Throughout the 1950s, Moon continued research in radiation measurement, imaging technologies, and biophysical instrumentation while maintaining his academic position at the University of Chicago.

== Later work and geometric model ==

In the 1980s, Moon developed a geometric model of atomic structure that proposed fixed spatial arrangements for nucleons within atomic nuclei, in contrast to probabilistic models used in conventional quantum mechanics.

On May 16, 1984, his first wife, Christine Moon, died. In 1985, Moon developed the central conceptual framework of his geometric periodic table following discussions with collaborators.

In August 1986, the first written presentation of the model was completed. The model drew on geometric principles associated with Platonic solids and earlier ideas proposed by Johannes Kepler in Mysterium Cosmographicum (1596).
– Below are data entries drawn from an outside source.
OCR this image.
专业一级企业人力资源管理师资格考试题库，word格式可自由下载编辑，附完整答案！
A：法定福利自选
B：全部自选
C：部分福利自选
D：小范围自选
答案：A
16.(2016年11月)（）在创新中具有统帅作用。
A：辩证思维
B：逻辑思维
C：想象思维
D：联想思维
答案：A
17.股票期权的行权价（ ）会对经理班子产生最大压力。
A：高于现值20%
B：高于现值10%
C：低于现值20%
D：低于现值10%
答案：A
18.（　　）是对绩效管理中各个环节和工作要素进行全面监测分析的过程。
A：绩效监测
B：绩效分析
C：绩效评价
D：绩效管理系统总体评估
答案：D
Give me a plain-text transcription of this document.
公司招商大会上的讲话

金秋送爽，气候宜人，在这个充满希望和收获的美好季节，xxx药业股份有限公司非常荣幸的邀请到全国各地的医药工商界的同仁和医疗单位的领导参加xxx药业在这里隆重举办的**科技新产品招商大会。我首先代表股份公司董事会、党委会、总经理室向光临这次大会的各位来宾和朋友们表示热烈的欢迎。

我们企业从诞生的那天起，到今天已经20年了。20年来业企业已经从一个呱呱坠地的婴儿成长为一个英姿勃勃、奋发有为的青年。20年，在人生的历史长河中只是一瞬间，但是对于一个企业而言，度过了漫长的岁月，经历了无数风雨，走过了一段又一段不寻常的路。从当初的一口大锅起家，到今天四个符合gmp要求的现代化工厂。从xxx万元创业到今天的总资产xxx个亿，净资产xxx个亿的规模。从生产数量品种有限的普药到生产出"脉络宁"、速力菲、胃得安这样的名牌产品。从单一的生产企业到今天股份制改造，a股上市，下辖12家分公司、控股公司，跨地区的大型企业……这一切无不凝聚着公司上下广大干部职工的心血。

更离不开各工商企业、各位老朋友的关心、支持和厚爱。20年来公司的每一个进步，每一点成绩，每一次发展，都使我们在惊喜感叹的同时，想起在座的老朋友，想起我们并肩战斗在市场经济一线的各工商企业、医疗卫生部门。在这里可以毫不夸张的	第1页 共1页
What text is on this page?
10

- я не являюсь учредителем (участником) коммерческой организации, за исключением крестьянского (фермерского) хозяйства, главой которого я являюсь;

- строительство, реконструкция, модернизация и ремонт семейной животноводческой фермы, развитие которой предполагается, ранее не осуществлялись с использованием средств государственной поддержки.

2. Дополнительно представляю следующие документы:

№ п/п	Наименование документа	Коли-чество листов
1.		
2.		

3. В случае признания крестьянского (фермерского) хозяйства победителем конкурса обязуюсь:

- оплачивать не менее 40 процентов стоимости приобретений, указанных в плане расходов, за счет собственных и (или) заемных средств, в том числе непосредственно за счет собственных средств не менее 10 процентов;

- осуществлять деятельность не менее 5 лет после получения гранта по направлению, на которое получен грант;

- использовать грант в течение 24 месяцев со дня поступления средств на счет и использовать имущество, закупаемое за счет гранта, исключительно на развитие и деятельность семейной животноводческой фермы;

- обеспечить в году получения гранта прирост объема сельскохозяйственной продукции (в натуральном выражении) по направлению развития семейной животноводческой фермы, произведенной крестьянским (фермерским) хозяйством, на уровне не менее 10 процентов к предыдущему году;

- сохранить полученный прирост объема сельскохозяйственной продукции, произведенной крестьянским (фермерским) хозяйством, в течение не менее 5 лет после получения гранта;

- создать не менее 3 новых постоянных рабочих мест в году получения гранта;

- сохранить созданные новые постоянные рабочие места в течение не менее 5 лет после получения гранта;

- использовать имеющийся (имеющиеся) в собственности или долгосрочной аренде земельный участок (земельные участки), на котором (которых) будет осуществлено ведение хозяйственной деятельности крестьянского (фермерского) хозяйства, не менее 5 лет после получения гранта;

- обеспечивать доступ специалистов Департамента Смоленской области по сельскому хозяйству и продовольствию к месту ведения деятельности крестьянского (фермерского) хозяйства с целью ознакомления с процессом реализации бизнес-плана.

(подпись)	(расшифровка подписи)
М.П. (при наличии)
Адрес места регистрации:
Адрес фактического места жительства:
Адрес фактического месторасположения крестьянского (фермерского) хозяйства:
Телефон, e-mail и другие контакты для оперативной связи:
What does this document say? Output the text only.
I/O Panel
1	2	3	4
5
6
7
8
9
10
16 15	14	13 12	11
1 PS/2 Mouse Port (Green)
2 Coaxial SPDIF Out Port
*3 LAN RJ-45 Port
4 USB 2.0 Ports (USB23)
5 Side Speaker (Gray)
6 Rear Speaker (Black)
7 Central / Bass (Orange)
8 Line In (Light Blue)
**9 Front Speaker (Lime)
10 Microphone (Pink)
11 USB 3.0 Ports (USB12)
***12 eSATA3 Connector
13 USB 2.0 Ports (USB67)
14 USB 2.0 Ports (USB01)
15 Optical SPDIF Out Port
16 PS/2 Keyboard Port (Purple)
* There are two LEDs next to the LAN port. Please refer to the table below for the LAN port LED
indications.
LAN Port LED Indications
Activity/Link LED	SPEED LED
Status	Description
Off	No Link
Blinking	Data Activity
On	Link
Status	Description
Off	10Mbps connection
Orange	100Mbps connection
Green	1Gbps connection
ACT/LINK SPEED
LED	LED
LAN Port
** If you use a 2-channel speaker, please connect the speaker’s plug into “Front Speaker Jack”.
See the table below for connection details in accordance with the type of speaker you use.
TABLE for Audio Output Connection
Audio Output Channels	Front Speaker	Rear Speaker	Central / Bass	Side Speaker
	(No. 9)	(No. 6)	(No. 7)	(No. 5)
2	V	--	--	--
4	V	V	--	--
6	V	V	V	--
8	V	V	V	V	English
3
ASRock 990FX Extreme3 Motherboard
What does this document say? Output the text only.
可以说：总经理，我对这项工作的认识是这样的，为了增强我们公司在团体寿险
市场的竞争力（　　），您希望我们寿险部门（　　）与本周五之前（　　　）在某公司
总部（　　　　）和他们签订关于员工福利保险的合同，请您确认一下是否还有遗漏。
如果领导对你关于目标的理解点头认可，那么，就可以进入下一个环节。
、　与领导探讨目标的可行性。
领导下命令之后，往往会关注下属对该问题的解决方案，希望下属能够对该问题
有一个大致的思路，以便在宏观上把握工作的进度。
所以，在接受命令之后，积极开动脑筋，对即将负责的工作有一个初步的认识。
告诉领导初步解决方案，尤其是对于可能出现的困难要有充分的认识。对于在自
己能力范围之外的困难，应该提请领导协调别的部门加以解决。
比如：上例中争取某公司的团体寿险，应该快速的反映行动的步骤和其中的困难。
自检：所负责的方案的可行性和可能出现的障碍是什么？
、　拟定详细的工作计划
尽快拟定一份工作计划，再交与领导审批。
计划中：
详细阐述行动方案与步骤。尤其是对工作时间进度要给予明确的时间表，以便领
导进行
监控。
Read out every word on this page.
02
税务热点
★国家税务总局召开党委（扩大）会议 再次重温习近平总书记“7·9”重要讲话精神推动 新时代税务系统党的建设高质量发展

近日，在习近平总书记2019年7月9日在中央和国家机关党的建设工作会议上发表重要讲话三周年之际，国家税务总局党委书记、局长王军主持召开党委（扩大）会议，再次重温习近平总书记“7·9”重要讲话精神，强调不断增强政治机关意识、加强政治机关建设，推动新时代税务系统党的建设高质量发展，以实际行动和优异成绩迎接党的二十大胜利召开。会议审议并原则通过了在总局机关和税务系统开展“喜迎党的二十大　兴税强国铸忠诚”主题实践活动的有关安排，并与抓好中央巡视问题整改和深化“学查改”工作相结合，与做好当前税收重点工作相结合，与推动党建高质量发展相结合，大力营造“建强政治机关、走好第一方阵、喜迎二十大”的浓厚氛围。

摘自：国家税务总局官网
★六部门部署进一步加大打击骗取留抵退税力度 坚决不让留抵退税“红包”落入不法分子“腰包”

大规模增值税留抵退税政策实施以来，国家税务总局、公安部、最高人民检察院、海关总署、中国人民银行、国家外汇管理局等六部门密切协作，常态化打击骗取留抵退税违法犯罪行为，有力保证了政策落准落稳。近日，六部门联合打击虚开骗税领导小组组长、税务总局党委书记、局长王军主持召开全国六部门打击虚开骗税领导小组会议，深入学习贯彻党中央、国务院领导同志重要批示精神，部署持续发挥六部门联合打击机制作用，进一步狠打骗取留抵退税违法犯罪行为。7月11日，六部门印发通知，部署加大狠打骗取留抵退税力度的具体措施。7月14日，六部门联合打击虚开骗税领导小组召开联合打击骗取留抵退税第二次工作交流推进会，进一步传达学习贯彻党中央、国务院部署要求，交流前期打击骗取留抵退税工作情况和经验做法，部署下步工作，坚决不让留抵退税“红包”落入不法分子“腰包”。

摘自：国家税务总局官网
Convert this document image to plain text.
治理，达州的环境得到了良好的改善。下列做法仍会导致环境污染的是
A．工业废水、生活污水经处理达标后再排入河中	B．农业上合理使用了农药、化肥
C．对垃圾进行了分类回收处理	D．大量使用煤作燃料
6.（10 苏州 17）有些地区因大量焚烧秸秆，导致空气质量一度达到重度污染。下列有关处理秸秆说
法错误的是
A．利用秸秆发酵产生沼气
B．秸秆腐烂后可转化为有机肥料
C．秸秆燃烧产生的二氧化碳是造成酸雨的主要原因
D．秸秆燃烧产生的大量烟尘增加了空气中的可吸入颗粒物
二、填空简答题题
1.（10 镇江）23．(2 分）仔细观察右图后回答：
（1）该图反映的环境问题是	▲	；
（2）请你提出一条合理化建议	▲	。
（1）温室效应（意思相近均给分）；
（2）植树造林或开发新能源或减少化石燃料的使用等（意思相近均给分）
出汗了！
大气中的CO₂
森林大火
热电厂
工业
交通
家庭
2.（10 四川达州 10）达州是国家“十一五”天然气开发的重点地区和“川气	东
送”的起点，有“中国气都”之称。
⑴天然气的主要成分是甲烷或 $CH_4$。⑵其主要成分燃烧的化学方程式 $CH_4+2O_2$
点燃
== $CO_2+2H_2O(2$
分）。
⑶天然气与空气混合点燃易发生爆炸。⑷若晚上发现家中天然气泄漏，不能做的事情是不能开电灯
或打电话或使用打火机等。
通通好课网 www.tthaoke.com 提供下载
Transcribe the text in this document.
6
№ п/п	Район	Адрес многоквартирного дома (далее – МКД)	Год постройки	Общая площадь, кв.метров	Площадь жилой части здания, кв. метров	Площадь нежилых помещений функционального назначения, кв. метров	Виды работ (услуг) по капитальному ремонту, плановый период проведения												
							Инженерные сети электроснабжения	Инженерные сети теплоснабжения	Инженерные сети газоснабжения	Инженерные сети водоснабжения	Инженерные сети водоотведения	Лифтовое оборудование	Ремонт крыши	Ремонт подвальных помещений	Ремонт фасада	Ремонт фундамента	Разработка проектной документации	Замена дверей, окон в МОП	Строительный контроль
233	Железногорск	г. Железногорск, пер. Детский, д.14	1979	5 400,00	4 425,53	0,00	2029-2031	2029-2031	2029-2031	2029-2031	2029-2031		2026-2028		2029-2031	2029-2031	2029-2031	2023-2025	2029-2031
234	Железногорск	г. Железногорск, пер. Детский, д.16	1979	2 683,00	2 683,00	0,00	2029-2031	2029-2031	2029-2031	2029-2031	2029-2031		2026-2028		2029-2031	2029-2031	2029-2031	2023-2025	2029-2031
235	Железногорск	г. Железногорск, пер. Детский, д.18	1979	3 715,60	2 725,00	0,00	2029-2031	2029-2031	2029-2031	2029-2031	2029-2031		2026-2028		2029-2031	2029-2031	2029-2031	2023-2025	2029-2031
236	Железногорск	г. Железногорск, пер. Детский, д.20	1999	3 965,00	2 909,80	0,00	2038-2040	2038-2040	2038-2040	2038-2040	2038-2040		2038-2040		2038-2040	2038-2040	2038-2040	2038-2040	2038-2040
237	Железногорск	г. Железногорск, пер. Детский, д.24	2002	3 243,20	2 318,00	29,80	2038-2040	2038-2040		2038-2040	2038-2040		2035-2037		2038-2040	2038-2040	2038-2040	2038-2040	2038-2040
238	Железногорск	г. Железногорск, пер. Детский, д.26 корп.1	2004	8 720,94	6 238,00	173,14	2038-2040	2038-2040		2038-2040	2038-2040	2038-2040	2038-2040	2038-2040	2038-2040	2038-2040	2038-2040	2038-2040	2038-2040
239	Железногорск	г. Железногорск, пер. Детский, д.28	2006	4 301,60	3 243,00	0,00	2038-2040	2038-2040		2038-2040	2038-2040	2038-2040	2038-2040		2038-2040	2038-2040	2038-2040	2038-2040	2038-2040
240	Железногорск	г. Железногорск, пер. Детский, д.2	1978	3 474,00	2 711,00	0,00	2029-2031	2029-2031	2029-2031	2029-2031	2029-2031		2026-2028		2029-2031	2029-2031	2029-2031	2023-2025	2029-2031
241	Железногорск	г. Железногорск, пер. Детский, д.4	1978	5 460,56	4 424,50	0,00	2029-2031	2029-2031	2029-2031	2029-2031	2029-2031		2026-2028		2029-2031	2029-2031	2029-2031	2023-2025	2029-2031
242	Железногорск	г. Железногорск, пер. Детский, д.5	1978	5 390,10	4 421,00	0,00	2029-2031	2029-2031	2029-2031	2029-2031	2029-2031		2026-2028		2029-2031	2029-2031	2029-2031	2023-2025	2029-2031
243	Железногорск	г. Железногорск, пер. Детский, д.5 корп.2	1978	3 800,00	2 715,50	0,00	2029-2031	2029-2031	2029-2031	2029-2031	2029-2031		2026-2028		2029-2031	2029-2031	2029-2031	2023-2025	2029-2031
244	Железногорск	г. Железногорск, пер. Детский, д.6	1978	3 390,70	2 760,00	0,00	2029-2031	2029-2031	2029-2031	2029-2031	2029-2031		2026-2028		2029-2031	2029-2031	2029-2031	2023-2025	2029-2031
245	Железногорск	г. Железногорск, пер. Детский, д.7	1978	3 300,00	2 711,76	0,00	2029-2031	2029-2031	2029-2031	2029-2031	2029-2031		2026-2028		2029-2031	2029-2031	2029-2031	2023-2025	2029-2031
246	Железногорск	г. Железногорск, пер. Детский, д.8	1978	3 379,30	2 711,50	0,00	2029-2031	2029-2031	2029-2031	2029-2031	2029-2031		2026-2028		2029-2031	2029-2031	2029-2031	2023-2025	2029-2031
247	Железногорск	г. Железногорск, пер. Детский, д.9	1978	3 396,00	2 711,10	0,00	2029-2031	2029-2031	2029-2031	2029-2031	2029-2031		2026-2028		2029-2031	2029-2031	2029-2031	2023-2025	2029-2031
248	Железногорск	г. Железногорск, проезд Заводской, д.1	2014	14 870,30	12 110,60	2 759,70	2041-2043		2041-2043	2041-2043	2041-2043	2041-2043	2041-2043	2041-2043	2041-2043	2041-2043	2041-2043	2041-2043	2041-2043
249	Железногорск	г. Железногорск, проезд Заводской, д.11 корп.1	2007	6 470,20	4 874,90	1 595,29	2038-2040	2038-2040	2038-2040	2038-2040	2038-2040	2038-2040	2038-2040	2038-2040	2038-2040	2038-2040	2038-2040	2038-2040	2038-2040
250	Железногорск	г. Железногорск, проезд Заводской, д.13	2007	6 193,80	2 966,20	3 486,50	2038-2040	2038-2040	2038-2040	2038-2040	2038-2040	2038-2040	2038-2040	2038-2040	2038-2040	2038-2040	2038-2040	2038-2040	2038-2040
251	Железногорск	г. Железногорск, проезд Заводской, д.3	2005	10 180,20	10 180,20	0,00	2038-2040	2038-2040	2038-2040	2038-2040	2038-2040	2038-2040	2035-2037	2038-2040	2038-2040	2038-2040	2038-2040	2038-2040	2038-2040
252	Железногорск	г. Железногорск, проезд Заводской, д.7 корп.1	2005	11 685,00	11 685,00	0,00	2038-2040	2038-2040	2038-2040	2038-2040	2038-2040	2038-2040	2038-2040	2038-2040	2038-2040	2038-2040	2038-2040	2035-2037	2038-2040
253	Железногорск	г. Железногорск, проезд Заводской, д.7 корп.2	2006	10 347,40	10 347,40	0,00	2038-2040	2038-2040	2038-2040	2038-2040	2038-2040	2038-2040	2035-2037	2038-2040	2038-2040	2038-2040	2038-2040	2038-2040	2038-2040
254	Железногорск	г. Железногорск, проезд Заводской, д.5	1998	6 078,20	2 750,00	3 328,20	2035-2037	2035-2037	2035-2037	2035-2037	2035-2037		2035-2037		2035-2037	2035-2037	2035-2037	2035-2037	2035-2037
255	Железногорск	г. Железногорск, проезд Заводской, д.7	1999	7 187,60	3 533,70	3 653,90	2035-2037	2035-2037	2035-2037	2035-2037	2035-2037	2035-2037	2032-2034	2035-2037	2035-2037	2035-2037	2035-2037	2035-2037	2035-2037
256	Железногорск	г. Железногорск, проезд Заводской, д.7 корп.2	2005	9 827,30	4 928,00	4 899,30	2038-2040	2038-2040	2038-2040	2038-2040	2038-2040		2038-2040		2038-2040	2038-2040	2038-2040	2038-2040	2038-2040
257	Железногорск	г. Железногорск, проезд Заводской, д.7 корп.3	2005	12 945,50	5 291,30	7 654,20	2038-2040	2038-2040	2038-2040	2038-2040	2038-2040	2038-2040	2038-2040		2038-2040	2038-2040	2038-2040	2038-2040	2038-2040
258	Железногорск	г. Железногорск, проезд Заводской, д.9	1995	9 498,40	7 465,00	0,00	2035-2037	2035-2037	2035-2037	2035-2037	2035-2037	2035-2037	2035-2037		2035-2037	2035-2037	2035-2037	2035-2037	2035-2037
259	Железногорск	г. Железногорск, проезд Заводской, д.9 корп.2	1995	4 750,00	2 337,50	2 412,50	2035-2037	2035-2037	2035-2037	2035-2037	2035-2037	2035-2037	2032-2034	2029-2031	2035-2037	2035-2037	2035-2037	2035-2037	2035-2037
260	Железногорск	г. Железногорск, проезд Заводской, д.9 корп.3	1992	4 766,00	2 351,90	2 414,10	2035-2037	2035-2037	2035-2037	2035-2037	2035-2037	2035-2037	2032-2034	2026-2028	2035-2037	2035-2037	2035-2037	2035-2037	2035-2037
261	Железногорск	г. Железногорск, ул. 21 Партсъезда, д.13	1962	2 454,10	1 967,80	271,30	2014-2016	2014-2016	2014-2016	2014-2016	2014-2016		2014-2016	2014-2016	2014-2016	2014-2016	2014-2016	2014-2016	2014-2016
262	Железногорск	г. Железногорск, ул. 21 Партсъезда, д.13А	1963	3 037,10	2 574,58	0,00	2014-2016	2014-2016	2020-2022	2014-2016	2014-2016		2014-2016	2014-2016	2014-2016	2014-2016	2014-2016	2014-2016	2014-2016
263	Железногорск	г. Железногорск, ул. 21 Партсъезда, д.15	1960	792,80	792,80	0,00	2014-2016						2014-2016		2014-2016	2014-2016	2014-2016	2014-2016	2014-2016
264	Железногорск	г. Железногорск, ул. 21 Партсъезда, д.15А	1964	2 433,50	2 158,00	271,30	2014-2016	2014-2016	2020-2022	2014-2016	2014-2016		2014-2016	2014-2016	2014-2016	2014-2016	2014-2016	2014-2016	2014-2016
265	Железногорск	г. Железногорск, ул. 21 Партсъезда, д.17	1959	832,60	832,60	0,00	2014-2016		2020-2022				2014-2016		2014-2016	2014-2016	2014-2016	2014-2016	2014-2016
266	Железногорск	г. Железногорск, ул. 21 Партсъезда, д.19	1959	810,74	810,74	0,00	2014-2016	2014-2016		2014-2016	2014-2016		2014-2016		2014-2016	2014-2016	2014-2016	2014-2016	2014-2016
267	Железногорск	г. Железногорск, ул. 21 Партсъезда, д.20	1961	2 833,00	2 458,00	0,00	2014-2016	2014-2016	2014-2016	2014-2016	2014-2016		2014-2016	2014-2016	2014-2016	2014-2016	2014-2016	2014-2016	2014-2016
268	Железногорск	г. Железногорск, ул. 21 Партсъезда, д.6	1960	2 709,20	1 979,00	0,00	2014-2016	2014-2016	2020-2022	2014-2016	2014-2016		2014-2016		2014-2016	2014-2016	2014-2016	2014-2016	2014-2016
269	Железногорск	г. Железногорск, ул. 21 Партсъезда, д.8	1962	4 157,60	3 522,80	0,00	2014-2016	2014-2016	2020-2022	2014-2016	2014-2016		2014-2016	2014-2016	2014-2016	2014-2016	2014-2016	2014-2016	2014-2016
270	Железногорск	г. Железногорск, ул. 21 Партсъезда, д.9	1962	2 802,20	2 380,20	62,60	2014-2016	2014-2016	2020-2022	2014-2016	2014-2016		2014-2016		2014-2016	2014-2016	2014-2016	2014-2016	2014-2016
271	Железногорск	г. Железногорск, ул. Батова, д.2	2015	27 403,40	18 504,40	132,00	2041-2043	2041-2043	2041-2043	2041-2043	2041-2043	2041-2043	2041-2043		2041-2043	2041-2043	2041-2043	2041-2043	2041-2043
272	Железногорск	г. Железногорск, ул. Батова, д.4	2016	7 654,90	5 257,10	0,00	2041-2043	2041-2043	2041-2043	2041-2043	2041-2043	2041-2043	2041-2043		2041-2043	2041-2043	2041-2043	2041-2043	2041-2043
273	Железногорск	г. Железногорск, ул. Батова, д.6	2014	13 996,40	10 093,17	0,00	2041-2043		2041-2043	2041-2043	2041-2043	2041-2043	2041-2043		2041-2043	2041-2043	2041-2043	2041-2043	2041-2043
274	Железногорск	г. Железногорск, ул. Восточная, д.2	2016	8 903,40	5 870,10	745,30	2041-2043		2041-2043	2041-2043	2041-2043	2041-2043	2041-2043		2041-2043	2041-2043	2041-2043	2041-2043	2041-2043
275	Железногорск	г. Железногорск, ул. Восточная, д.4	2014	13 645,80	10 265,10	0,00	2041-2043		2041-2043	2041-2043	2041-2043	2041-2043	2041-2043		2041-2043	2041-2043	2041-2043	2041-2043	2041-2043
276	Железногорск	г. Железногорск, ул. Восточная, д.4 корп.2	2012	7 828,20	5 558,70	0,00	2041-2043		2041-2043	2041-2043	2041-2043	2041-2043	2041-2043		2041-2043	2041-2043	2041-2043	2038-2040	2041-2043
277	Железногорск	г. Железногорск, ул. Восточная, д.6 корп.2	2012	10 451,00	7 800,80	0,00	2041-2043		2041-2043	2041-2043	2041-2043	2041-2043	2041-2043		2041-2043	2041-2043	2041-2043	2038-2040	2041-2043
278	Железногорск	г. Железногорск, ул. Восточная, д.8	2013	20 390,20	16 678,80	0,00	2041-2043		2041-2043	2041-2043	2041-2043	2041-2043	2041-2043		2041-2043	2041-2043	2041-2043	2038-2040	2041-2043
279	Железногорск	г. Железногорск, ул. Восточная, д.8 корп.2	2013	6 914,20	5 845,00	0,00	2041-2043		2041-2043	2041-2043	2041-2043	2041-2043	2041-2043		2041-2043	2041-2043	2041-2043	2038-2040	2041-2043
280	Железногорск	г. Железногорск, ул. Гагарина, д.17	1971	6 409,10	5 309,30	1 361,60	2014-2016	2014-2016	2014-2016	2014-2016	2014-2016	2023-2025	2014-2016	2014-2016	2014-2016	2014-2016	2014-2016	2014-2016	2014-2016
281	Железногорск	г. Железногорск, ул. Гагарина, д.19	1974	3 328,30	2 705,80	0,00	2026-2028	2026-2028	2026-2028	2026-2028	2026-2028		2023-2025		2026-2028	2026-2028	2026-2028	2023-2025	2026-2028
Moon continued developing this work in collaboration with associates including Laurence Hecht and Charles Stevens.

== Personal life ==

Moon married Christine Monpleseurer in 1931, and the couple had four children. He spent most of his professional life in Chicago and remained affiliated with the University of Chicago for several decades.

== Legacy ==

Moon’s work spanned nuclear physics, reactor instrumentation, medical imaging, and theoretical models of atomic structure. His contributions to Manhattan Project research were conducted under classified conditions, and much of his work in this area was not widely publicized.

His postwar work in medical instrumentation contributed to developments in radiation measurement and imaging technologies. His later geometric model of atomic structure has been further explored by collaborators and independent researchers.